小方这人一般有什么事,不太好意思跟人说。他就跟方雯琪说:“或许过两天人家就不挂那儿了呢。你看人家那种家附近一到晚上就有人齐集跳广场舞的,人家孩子不是照样学习啊。”
“哥哥,可是真地吵。”
“好、好,行行行,你这样,你上我房间桌子上写字去,好不好,离那么远,我就不信还能听到。”
“哦。”
小琪答应完了后,就上楼,收拾了本子和文具,挪窝了。小琪住在小方这里,还有一个好处,她现在文具清一色地全用小方设计的,十分可爱。现在他们班对她这个新转学生的印象就是——那个所有文具都十分可爱的小美女。
小琪是漂亮的,长了一张广告童星脸。而事实上是,这也是她之前不容易被领养的原因之一。在那一类收容中心中,三四岁又长得好的,很容易被领走;而八九岁了,快十岁了,又长得特别好的,真不容易被领走。女主人似乎都很怕再过十年,这小孩就二十岁了,而自己老公却也才四五十岁,万一发生什么不要脸的事,那自己岂不是搬起了石头砸自己脚。
小琪换了个房间做作业之后,果然安静多了。
小方还在楼下洗衣服,狗子在他身边打转。他就老是撵它走开点,怕自己一转身不小心就踩到它,毕竟它已经小到没什么存在感了。
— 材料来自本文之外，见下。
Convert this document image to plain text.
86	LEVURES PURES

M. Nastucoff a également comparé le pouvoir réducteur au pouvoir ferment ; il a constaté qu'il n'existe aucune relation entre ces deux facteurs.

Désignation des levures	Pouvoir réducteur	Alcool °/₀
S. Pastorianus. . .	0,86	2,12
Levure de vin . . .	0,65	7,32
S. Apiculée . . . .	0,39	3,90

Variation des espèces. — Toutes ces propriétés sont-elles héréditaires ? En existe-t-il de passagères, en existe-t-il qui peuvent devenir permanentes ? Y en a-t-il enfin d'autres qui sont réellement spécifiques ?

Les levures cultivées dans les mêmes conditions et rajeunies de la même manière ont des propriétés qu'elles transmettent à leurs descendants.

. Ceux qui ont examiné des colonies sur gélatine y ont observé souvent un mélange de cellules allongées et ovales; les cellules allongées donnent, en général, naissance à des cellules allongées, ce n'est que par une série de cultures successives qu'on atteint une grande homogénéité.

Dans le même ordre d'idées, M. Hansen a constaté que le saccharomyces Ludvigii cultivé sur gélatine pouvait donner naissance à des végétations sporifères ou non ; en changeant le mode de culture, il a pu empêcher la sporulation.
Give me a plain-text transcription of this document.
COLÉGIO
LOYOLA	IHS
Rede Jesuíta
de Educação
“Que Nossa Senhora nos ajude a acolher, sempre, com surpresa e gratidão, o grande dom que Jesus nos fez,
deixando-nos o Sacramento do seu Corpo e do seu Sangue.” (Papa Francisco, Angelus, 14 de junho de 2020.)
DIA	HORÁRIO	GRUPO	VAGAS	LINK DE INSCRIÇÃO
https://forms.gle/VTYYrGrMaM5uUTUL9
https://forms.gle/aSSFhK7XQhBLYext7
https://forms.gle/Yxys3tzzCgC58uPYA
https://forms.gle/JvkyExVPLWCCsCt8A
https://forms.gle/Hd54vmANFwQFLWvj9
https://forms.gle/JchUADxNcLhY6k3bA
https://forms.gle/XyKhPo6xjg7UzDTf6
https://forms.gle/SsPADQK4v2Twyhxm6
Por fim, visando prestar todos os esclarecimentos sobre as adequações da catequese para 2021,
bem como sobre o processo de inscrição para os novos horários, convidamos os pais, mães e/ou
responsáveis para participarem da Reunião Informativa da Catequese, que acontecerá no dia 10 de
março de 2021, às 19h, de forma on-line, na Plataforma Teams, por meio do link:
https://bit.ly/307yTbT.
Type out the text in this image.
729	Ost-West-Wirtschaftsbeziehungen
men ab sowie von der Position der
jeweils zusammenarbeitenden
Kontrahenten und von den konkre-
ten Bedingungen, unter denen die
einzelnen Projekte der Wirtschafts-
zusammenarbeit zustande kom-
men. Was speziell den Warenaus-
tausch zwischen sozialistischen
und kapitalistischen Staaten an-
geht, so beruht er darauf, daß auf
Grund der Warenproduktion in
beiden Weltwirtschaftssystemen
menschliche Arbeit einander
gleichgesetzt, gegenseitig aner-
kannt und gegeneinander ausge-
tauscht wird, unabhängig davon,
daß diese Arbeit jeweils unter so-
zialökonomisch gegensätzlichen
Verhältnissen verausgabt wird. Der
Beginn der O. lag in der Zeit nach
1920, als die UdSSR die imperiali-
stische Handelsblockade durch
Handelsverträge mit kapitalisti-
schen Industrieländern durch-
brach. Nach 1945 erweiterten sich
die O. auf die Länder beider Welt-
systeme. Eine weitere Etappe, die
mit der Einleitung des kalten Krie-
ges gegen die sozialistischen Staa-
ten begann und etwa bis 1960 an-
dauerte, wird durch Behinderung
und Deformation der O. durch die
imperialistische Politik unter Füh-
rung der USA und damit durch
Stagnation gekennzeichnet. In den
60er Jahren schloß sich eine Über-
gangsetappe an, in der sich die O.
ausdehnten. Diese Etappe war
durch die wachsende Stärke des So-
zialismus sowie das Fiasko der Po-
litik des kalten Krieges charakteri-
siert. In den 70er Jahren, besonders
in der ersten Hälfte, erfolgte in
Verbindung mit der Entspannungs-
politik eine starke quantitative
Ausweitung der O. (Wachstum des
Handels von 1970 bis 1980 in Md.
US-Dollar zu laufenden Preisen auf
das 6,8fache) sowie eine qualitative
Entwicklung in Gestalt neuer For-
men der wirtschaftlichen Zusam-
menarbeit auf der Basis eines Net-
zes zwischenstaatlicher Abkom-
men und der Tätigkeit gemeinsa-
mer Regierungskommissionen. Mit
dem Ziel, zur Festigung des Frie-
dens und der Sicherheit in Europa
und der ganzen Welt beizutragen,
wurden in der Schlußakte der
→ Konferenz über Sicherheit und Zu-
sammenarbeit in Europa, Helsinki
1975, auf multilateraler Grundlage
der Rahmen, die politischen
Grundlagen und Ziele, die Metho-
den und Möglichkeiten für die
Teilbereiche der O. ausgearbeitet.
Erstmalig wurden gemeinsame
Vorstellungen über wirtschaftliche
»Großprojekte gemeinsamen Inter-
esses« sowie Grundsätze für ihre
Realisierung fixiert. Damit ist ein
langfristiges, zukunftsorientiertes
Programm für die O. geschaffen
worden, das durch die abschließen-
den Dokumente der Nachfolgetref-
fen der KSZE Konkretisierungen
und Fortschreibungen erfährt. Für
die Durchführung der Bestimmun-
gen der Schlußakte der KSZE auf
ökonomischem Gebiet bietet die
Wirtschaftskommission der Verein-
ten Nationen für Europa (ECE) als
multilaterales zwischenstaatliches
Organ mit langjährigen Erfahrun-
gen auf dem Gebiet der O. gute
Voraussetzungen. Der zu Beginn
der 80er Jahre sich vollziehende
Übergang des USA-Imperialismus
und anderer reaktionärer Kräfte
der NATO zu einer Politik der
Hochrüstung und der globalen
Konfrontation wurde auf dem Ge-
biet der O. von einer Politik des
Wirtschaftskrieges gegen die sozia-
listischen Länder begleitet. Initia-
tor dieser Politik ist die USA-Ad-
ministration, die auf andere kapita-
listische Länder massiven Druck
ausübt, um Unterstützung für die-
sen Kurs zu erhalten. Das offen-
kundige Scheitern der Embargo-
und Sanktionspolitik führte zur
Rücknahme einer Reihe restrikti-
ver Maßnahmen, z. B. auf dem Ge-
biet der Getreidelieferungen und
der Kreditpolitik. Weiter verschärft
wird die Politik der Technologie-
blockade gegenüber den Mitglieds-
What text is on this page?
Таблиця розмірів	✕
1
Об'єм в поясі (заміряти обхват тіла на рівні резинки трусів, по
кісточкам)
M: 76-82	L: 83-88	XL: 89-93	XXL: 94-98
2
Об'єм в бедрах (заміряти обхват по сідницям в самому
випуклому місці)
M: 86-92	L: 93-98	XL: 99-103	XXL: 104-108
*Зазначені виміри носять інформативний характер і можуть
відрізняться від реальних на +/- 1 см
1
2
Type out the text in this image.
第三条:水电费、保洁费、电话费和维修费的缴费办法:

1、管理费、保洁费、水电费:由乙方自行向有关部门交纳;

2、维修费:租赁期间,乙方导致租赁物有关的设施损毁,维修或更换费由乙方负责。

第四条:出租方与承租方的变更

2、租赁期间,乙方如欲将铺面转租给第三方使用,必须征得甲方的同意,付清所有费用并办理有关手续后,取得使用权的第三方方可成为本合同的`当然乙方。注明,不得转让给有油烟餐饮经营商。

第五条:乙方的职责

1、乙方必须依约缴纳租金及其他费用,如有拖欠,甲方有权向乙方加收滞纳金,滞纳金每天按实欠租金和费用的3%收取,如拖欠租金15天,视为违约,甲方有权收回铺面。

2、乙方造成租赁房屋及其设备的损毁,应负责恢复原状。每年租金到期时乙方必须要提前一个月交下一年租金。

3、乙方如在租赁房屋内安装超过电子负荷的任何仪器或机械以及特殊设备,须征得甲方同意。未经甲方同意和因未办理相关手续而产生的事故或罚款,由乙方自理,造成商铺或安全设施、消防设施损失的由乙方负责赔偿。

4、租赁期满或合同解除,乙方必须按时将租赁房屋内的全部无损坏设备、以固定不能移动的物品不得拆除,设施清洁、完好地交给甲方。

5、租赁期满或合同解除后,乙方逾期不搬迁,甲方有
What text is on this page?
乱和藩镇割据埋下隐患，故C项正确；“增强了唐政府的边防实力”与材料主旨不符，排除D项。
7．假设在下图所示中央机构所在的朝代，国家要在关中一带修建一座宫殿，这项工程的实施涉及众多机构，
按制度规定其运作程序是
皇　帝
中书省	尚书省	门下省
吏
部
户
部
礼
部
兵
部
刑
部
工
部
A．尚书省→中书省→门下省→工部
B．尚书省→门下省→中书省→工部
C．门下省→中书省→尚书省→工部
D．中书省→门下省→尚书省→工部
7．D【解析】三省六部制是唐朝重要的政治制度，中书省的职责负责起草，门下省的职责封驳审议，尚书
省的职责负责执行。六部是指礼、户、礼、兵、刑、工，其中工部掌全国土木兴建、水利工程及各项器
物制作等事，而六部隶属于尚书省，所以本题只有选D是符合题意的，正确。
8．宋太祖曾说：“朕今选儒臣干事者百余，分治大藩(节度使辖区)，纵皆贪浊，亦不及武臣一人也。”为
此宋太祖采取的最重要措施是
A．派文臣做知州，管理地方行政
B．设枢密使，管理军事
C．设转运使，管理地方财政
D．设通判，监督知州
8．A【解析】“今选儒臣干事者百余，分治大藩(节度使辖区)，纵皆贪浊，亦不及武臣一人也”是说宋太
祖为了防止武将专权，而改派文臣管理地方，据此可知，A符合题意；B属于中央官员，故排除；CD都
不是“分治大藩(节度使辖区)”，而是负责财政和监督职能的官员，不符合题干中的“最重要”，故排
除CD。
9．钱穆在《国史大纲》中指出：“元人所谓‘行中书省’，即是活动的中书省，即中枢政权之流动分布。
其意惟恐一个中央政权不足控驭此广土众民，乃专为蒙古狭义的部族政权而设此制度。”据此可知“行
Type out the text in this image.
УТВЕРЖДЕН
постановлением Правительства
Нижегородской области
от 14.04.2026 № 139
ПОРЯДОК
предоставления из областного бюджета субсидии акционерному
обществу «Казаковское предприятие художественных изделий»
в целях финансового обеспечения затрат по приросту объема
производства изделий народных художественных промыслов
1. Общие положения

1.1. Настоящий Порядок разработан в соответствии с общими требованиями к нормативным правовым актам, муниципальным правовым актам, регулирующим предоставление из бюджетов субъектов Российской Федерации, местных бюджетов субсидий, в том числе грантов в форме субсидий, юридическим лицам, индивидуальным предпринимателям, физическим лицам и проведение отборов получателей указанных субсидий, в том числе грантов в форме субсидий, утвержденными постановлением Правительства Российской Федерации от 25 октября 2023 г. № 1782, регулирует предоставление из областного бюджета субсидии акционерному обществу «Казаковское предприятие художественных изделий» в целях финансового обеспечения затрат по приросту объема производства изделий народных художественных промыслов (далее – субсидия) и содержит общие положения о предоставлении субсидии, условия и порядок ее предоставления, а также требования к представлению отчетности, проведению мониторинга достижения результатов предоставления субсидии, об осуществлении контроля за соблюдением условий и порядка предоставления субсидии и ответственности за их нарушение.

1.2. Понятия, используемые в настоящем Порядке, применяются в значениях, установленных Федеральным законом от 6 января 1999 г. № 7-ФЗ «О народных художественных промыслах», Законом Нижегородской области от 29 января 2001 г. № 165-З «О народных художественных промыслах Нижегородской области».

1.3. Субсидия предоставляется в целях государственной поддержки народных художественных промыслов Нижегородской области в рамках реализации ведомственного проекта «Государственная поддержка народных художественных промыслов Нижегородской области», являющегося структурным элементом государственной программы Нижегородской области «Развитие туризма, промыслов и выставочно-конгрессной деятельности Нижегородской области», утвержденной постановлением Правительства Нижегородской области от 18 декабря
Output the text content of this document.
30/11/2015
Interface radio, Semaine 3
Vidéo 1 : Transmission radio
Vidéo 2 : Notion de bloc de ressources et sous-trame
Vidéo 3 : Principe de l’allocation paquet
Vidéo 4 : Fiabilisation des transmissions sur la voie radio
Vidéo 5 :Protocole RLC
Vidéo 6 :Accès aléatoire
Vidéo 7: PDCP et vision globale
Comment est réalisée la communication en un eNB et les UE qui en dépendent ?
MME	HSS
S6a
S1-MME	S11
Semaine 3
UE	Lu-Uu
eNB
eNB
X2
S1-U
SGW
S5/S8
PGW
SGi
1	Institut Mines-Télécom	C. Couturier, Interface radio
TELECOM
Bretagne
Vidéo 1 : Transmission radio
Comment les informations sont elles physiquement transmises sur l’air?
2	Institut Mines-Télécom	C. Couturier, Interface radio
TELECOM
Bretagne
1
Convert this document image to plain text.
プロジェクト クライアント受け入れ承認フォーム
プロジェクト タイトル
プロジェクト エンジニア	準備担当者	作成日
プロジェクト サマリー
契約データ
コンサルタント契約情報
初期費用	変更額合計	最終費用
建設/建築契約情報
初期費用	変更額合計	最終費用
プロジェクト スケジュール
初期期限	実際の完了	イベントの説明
小方洗完了衣服后,就拿了个盆,装上刚洗好的这些衣服,上楼到后窗去晾。
他晾完后,刚想下楼去的,一看自己房门关着,就去敲门,然后开下来,向里张了一眼:“这里面安不安静?”
“嗯,安静。——哥哥,方伯伯什么时候来?”她其实是想打听好,也好有一个心理准备,她每次对上老方那张仿佛是泥塑的神像一般的脸,都有点害怕。——老方本来长得就不怎么样,眉毛都糊在一起,要是再刻意摆出一张神色不悦的脸,那真是像李逵或是钟馗的。
现在这一个莫名其妙组合在一起的家庭,叫外人看着,简直不像是一家人,因为小方与小琪是两个高颜值代表,而把老方拉到他们身边一看,简直是像外人一样。
“他啊,下午两三点吧。”
“哦。”
小方下楼去了。
他把盆放好后,又听到自己摆在大长桌上的手机响。
他一看,是顾孝成的,就接了起来。
“喂?”
“你在干嘛?”
“刚洗了衣服。”
“小琪呢?”
“在我房间做作业。”
“怎么不在她房间做?”
“隔壁老周在后墙那里挂了只鸟,老是叫,吵得她没办法做作业,就上我那儿去了。”
“不是吧,你房间隔壁不是更可怕。老周那里起码是鸟叫,你那里隔壁万一有什么……不是更……”
“瞎说什么呢你,她们早上又不上班。没事的……我跟你说,你以后说话正经点,现在不比往日,你什么黄的烂的臭的玩笑都能在这房子里开;现在这里有个未成年,还是个女的,你以后正经点。”
“唉,你这个未成年……这么漂亮,我也担心啊……我这几天越想越觉得自己这次帮你做这个事,是一个错误之中的错误。你想想看,再过个十年,你三十,她二十,男的帅女的美,她又跟你生活了十年,有亲情又有感情,她分分钟都会想着以身相许的……到时候我怎么办?”小方发过他和小琪在白草莓大棚里的合照给他过。
“瞎说什么,没有这种事。我跟你说,这个世界就是因为有你们这些思想复杂的人,才会越来越复杂。很干净的一件事,非要越说越不纯净……”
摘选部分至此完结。